According to Naylor, the biblical mandate to integrate acts of service with sharing the gospel is one reason for the IMB’s use of medical missions among unengaged unreached people groups (UUPGs). Plus, providing medical care is the only way some governments will allow missionaries access to their citizens, she said.

Among many UUPGs, “possibly the only access that we would have to them is through healthcare missions,” Naylor said. “So the IMB is very much committed to medical missions.”

Mark Coppenger, vice president for extension education and professor of Christian apologetics at Southern Seminary, used the military phrase “tooth and tail” to describe various roles Christians can play within the missions task.

In military parlance, “tooth” refers to combat troops on the frontlines while “tail” refers to logistical support that comes behind, he said, noting that both components are essential to any combat operation.

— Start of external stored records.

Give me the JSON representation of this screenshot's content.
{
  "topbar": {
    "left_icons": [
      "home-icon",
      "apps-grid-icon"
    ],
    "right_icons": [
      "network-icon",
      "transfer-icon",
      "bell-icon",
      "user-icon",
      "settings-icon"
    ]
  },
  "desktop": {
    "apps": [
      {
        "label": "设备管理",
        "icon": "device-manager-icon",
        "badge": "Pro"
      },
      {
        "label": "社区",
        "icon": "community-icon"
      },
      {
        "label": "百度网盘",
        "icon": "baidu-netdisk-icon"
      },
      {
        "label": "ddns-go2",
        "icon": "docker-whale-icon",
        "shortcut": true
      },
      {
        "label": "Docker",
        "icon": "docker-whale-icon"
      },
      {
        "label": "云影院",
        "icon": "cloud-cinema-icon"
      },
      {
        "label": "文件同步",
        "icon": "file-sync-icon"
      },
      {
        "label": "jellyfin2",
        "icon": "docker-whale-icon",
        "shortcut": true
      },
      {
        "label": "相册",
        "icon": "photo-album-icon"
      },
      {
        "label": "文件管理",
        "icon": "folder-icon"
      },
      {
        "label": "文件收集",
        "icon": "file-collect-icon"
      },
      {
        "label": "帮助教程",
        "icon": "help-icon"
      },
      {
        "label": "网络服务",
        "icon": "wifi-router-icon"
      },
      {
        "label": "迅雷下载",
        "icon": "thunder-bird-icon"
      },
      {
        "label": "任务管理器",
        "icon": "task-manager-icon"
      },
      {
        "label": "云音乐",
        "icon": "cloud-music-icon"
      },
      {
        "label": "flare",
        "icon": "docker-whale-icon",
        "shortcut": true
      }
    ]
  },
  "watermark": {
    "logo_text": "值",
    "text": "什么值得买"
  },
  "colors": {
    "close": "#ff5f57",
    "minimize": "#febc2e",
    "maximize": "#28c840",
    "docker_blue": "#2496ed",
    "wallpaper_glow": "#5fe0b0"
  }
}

Analogously, the “tooth” of Christian missions is sharing the gospel, but that task requires significant logistical support that should also be considered missions—the “tail,” Coppenger said.

“If you’re over on the mission field and you’re doing the finances for the mission and cutting a check so they can purchase Bibles on this remote island, you’re doing missions,” he told the TEXAN. “But you’ve got to be connected to the tooth. And the tooth is the presentation of the gospel and the teaching of the Word of God.”

Other examples of “tail” activities that still qualify as missions are constructing a church building that will help a missionary proclaim the gospel and organizing sports camps to help a missionary establish contact with people with whom he hopes to share Jesus, Coppenger said. Still, he cautioned against becoming engrossed in activities that support gospel proclamation without actually telling people about Jesus.

Demonstrating kindness and having a warm demeanor will endear people to Christians, according to Coppenger, but the world can only guess at the reason for the kindness unless believers specifically tell them how Jesus changes lives.

“The power of missions is the gospel,” he said. “The Bible speaks of the gospel not just as true, but as powerful. And if we suppose that we can get [missions] all done with just being sort of gracious and the like, then we’ve absolutely denied the power of the gospel.”